There were huge controversies, many battles of equations and estimates but eventually the Great Moderation came about by the 1990s. Fiscal policy had to have a medium-run perspective, telling the agents what the government planned to do, and above all, avoid surprises. Budgets had to be balanced over the cycle and the debt-GDP ratio had to moderate.
After 15 years of the Great Moderation, the global economy fell apart, generating the biggest contraction (at least, among the developed economies) which has now lasted seven years. Fiscal policy has been absent as an active ingredient of the recovery (except perhaps for Obama’s first stimulus of $850 billion). It is monetary policy which became innovative. Bernanke had written his PhD thesis on the Great Depression and the failures of the Fed. So, he initiated quantitative easing (QE) which was really very aggressive and extensive Open Market Operations. The Bank of England followed (Mervyn King, Bank of England Governor from 2003 to2013, and Ben Bernanke once had offices in the same corridor at an Ivy League university). Japan had been doing something similar for a decade and even ECB, expected to be an old-fashioned monetarist, has followed.
We have had many years of near-zero interest rates. As we saw, the aged is reluctant to leave the comfort zone of near-zero interest rates. But it is hard to see where the money has gone. It has not entered the economy and caused income growth or inflation. The old link between money and nominal income has broken down. The best one can say is that all this money may have prevented the economy from doing worse than it has done.
All through the earlier 50 years, we had debates about the transmission mechanism from money to the real economy.

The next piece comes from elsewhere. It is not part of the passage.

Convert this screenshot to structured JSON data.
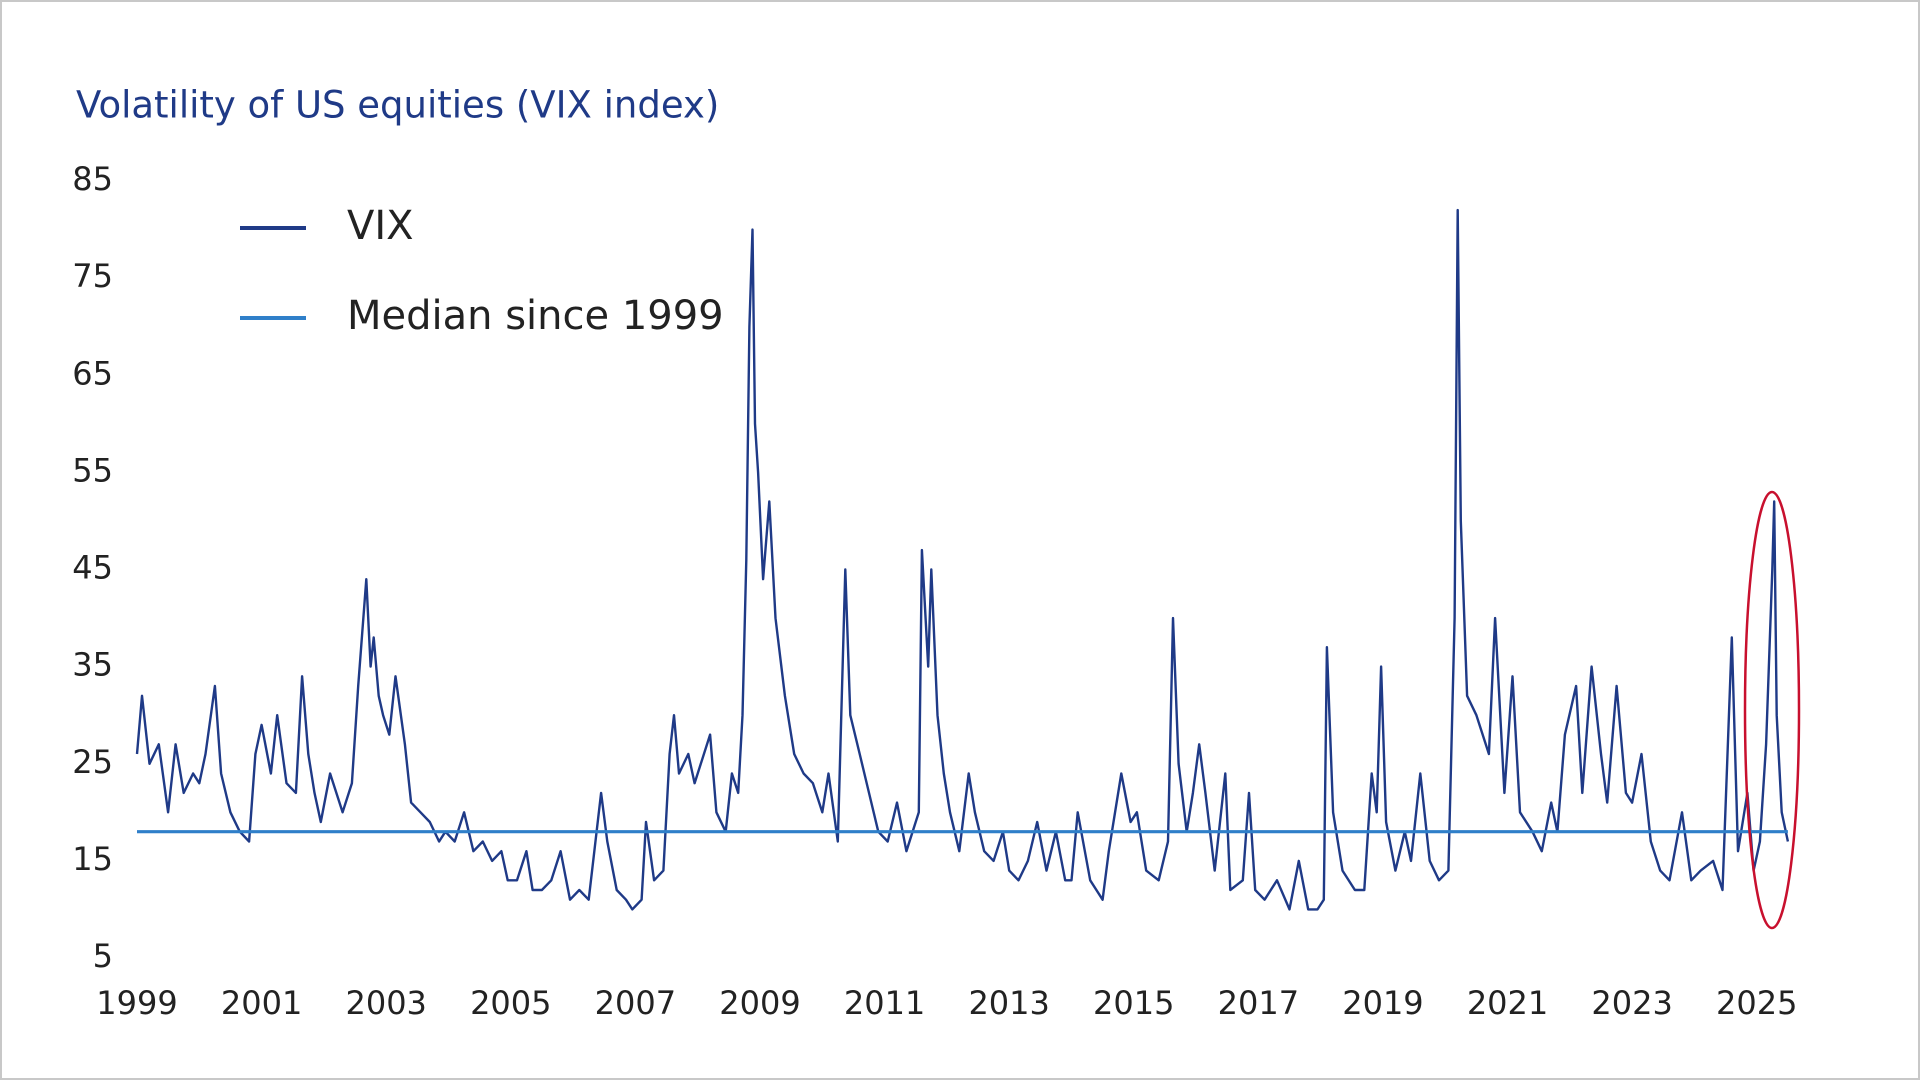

We thought we had settled it in the Great Moderation. Now, we are back to that question. Why did all that money not enter the real economy and cause inflation or a boom? After all, we have Central Bankers worried that inflation is too low, way below the target of 2%. Can the transmission be directed where money can do some good?

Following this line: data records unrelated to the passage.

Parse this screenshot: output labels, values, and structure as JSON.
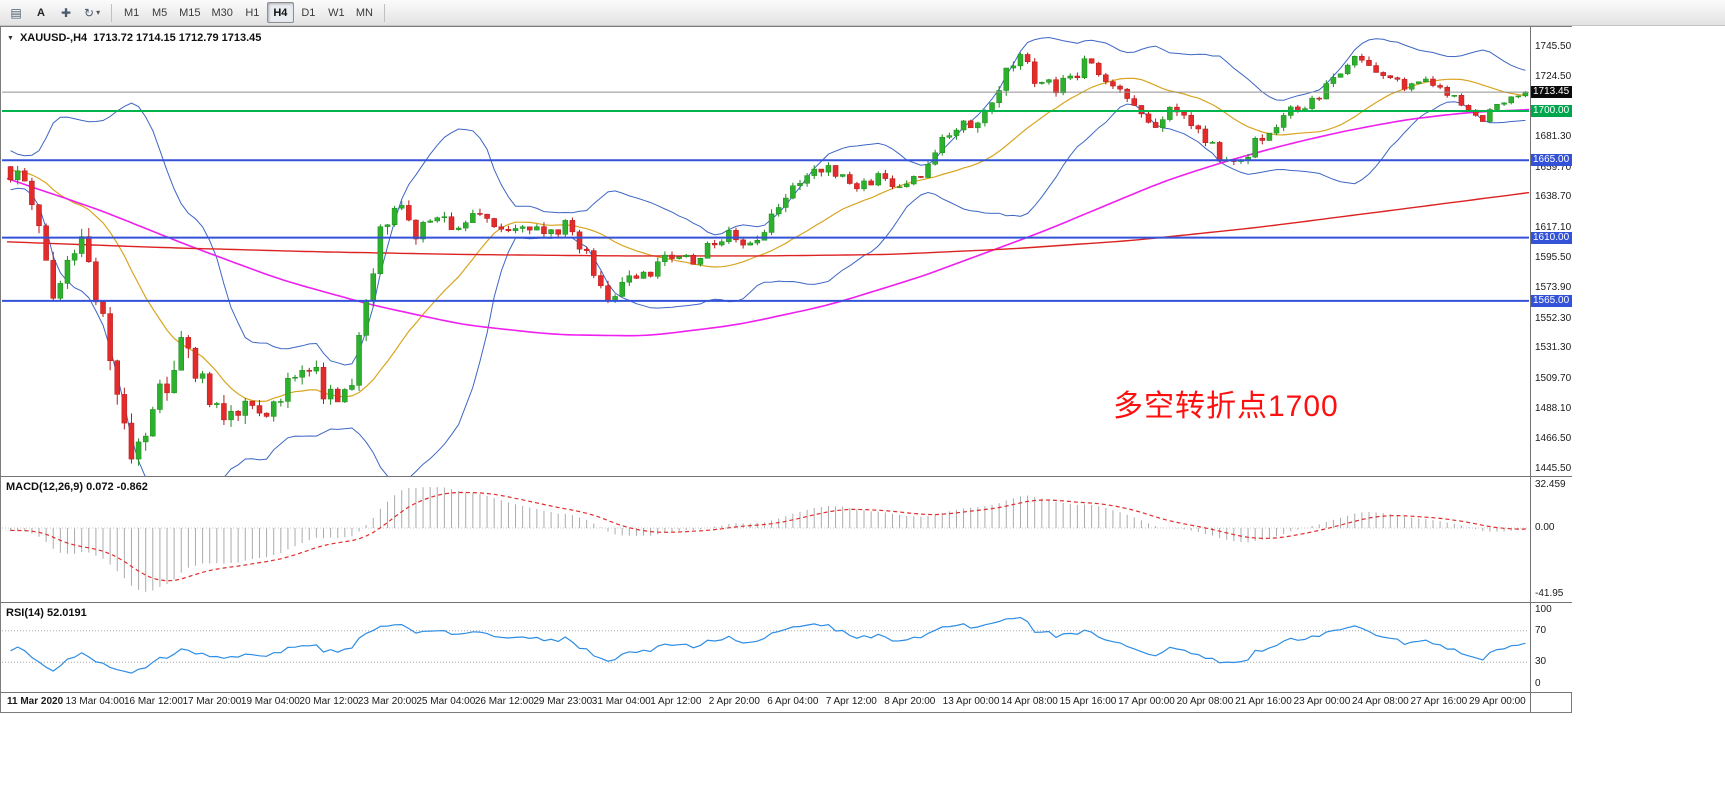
{
  "toolbar": {
    "icons": {
      "charts_grid": "▤",
      "crosshair": "✚",
      "cycle": "↻",
      "caret_down": "▾",
      "symbol_marker": "▼"
    },
    "tool_labels": {
      "text": "A"
    },
    "timeframes": [
      {
        "label": "M1",
        "active": false
      },
      {
        "label": "M5",
        "active": false
      },
      {
        "label": "M15",
        "active": false
      },
      {
        "label": "M30",
        "active": false
      },
      {
        "label": "H1",
        "active": false
      },
      {
        "label": "H4",
        "active": true
      },
      {
        "label": "D1",
        "active": false
      },
      {
        "label": "W1",
        "active": false
      },
      {
        "label": "MN",
        "active": false
      }
    ]
  },
  "chart": {
    "symbol_title": "XAUUSD-,H4",
    "ohlc_text": "1713.72 1714.15 1712.79 1713.45",
    "current_price": "1713.45",
    "annotation": {
      "text": "多空转折点1700",
      "color": "#fe1010"
    },
    "price_axis_labels": [
      "1745.50",
      "1724.50",
      "1681.30",
      "1659.70",
      "1638.70",
      "1617.10",
      "1595.50",
      "1573.90",
      "1552.30",
      "1531.30",
      "1509.70",
      "1488.10",
      "1466.50",
      "1445.50"
    ],
    "badges": [
      {
        "text": "1713.45",
        "price": 1713.45,
        "bg": "#0b0b0b",
        "name": "current-price-badge"
      },
      {
        "text": "1700.00",
        "price": 1700.0,
        "bg": "#00a64d",
        "name": "level-badge-1700"
      },
      {
        "text": "1665.00",
        "price": 1665.0,
        "bg": "#3352d8",
        "name": "level-badge-1665"
      },
      {
        "text": "1610.00",
        "price": 1610.0,
        "bg": "#3352d8",
        "name": "level-badge-1610"
      },
      {
        "text": "1565.00",
        "price": 1565.0,
        "bg": "#3352d8",
        "name": "level-badge-1565"
      }
    ],
    "hlines": [
      {
        "price": 1700.0,
        "color": "#00b44e",
        "width": 2
      },
      {
        "price": 1665.0,
        "color": "#3352d8",
        "width": 2
      },
      {
        "price": 1610.0,
        "color": "#3352d8",
        "width": 2
      },
      {
        "price": 1565.0,
        "color": "#3352d8",
        "width": 2
      }
    ],
    "time_labels": [
      "11 Mar 2020",
      "13 Mar 04:00",
      "16 Mar 12:00",
      "17 Mar 20:00",
      "19 Mar 04:00",
      "20 Mar 12:00",
      "23 Mar 20:00",
      "25 Mar 04:00",
      "26 Mar 12:00",
      "29 Mar 23:00",
      "31 Mar 04:00",
      "1 Apr 12:00",
      "2 Apr 20:00",
      "6 Apr 04:00",
      "7 Apr 12:00",
      "8 Apr 20:00",
      "13 Apr 00:00",
      "14 Apr 08:00",
      "15 Apr 16:00",
      "17 Apr 00:00",
      "20 Apr 08:00",
      "21 Apr 16:00",
      "23 Apr 00:00",
      "24 Apr 08:00",
      "27 Apr 16:00",
      "29 Apr 00:00"
    ]
  },
  "chart_data": {
    "type": "candlestick",
    "symbol": "XAUUSD-",
    "timeframe": "H4",
    "price_range": {
      "min": 1445.5,
      "max": 1745.5
    },
    "visible_bars": 214,
    "warmup_bars": 60,
    "last_candle": {
      "open": 1713.72,
      "high": 1714.15,
      "low": 1712.79,
      "close": 1713.45
    },
    "key_levels": [
      1700,
      1665,
      1610,
      1565
    ],
    "candle_colors": {
      "up": "#2db02d",
      "up_border": "#1d8a1d",
      "down": "#e42b2b",
      "down_border": "#b21919"
    },
    "price_path_anchors": [
      [
        -60,
        1588
      ],
      [
        -48,
        1628
      ],
      [
        -36,
        1668
      ],
      [
        -26,
        1695
      ],
      [
        -18,
        1670
      ],
      [
        -10,
        1648
      ],
      [
        -4,
        1660
      ],
      [
        0,
        1655
      ],
      [
        2,
        1648
      ],
      [
        4,
        1610
      ],
      [
        6,
        1572
      ],
      [
        8,
        1592
      ],
      [
        10,
        1605
      ],
      [
        13,
        1545
      ],
      [
        15,
        1490
      ],
      [
        17,
        1458
      ],
      [
        19,
        1475
      ],
      [
        22,
        1510
      ],
      [
        24,
        1540
      ],
      [
        27,
        1505
      ],
      [
        30,
        1472
      ],
      [
        33,
        1498
      ],
      [
        36,
        1478
      ],
      [
        39,
        1502
      ],
      [
        42,
        1515
      ],
      [
        45,
        1498
      ],
      [
        48,
        1505
      ],
      [
        50,
        1560
      ],
      [
        52,
        1610
      ],
      [
        54,
        1632
      ],
      [
        57,
        1612
      ],
      [
        60,
        1625
      ],
      [
        63,
        1618
      ],
      [
        66,
        1628
      ],
      [
        69,
        1615
      ],
      [
        72,
        1622
      ],
      [
        75,
        1612
      ],
      [
        78,
        1618
      ],
      [
        80,
        1605
      ],
      [
        82,
        1588
      ],
      [
        84,
        1568
      ],
      [
        87,
        1580
      ],
      [
        90,
        1585
      ],
      [
        93,
        1598
      ],
      [
        96,
        1592
      ],
      [
        98,
        1602
      ],
      [
        101,
        1612
      ],
      [
        104,
        1608
      ],
      [
        107,
        1622
      ],
      [
        110,
        1650
      ],
      [
        113,
        1662
      ],
      [
        116,
        1655
      ],
      [
        119,
        1648
      ],
      [
        122,
        1652
      ],
      [
        125,
        1645
      ],
      [
        128,
        1655
      ],
      [
        131,
        1678
      ],
      [
        134,
        1690
      ],
      [
        137,
        1700
      ],
      [
        140,
        1728
      ],
      [
        142,
        1742
      ],
      [
        144,
        1722
      ],
      [
        147,
        1716
      ],
      [
        150,
        1728
      ],
      [
        152,
        1738
      ],
      [
        154,
        1722
      ],
      [
        157,
        1712
      ],
      [
        160,
        1690
      ],
      [
        163,
        1698
      ],
      [
        166,
        1692
      ],
      [
        169,
        1675
      ],
      [
        171,
        1660
      ],
      [
        174,
        1672
      ],
      [
        177,
        1688
      ],
      [
        180,
        1700
      ],
      [
        183,
        1708
      ],
      [
        186,
        1722
      ],
      [
        188,
        1735
      ],
      [
        190,
        1738
      ],
      [
        193,
        1726
      ],
      [
        196,
        1718
      ],
      [
        199,
        1722
      ],
      [
        202,
        1712
      ],
      [
        205,
        1702
      ],
      [
        207,
        1694
      ],
      [
        209,
        1705
      ],
      [
        211,
        1710
      ],
      [
        213,
        1713.45
      ]
    ],
    "volatility_anchors": [
      [
        -60,
        5
      ],
      [
        0,
        6
      ],
      [
        4,
        10
      ],
      [
        10,
        11
      ],
      [
        14,
        15
      ],
      [
        20,
        13
      ],
      [
        30,
        11
      ],
      [
        40,
        10
      ],
      [
        48,
        9
      ],
      [
        52,
        10
      ],
      [
        58,
        7
      ],
      [
        70,
        5
      ],
      [
        80,
        6
      ],
      [
        86,
        7
      ],
      [
        95,
        5
      ],
      [
        105,
        6
      ],
      [
        112,
        6
      ],
      [
        120,
        4
      ],
      [
        131,
        5
      ],
      [
        140,
        7
      ],
      [
        146,
        5
      ],
      [
        152,
        5
      ],
      [
        160,
        5
      ],
      [
        170,
        6
      ],
      [
        178,
        5
      ],
      [
        186,
        5
      ],
      [
        195,
        4
      ],
      [
        205,
        3
      ],
      [
        213,
        1.5
      ]
    ],
    "overlays": {
      "bollinger": {
        "period": 20,
        "deviation": 2.0,
        "band_color": "#3e66c4",
        "mid_color": "#d9a520"
      },
      "ma_magenta": {
        "color": "#ef1fef",
        "points": [
          [
            0,
            1652
          ],
          [
            0.06,
            1630
          ],
          [
            0.12,
            1604
          ],
          [
            0.18,
            1580
          ],
          [
            0.24,
            1562
          ],
          [
            0.3,
            1548
          ],
          [
            0.36,
            1541
          ],
          [
            0.42,
            1540
          ],
          [
            0.48,
            1548
          ],
          [
            0.54,
            1562
          ],
          [
            0.6,
            1582
          ],
          [
            0.64,
            1598
          ],
          [
            0.68,
            1614
          ],
          [
            0.72,
            1632
          ],
          [
            0.76,
            1650
          ],
          [
            0.8,
            1664
          ],
          [
            0.84,
            1676
          ],
          [
            0.88,
            1686
          ],
          [
            0.92,
            1694
          ],
          [
            0.96,
            1699
          ],
          [
            1,
            1701
          ]
        ]
      },
      "ma_red": {
        "color": "#dd2222",
        "points": [
          [
            0,
            1607
          ],
          [
            0.1,
            1603
          ],
          [
            0.2,
            1600
          ],
          [
            0.3,
            1598
          ],
          [
            0.4,
            1597
          ],
          [
            0.5,
            1597
          ],
          [
            0.58,
            1598
          ],
          [
            0.66,
            1602
          ],
          [
            0.74,
            1608
          ],
          [
            0.82,
            1617
          ],
          [
            0.9,
            1628
          ],
          [
            1,
            1642
          ]
        ]
      }
    }
  },
  "macd": {
    "label": "MACD(12,26,9) 0.072 -0.862",
    "params": {
      "fast": 12,
      "slow": 26,
      "signal": 9
    },
    "values": {
      "main": 0.072,
      "signal": -0.862
    },
    "scale_labels": [
      "32.459",
      "0.00",
      "-41.95"
    ],
    "histogram_color": "#ababab",
    "signal_color": "#e02e2e"
  },
  "rsi": {
    "label": "RSI(14) 52.0191",
    "period": 14,
    "value": 52.0191,
    "scale_labels": [
      "100",
      "70",
      "30",
      "0"
    ],
    "levels": [
      70,
      30
    ],
    "line_color": "#2d8de4"
  }
}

This is now the theme of a new political debate partly sparked off by the new Left-wing leader of the Labour Party, Jeremy Corbyn. He has advocated a People’s QE. The idea is that the Central Bank, rather than buying bonds on the open market, will direct the money to infrastructure project such as home-building and roads, energy conservation schemes, etc. There has been a reaction against this. Mark Carney, the Governor of the Bank of England, has said it will be inflationary, though he failed to explain why. Or since Central Bankers are wishing inflation were higher, what is wrong with increasing the rate of inflation towards its target level of 2%?
The idea that instead of buying government or corporate bonds, the Central Bank should set up and fund a development bank is being mentioned in the context of the Eurozone as well. The ECB, for example, may buy the bonds of a national development bank (the Anglo Saxons don’t believe in them but the Europeans love them). The development bank then can do what in the old days fiscal policy used to be able to do—finance investment. The Central Bank can, thus, do the fiscal activism governments are unable or unwilling to do using fiscal policy.
There are debates going on, especially as to whether Central Banks would lose their credibility if they are seen to be indulging in off-the-balance-sheet spending. It is the Eurozone, where there is no central government to speak of, where this issue is most live. But the ECB is also a very young Central Bank. It has done some wonderful things to relieve the crisis in the Eurozone. It has to be careful with its credibility.
It is uncertain whether the ECB will go along this route. The near-term outlook for income growth is so depressed that markets may treat such activism on the part of a Central Bank benignly. But that is a hope rather than an expectation. Given how febrile the economic climate is, the final outcome may be inaction rather than innovation. The absence of fiscal policy on the part of the government is difficult to replace easily. We may be in a low level equilibrium for a while yet.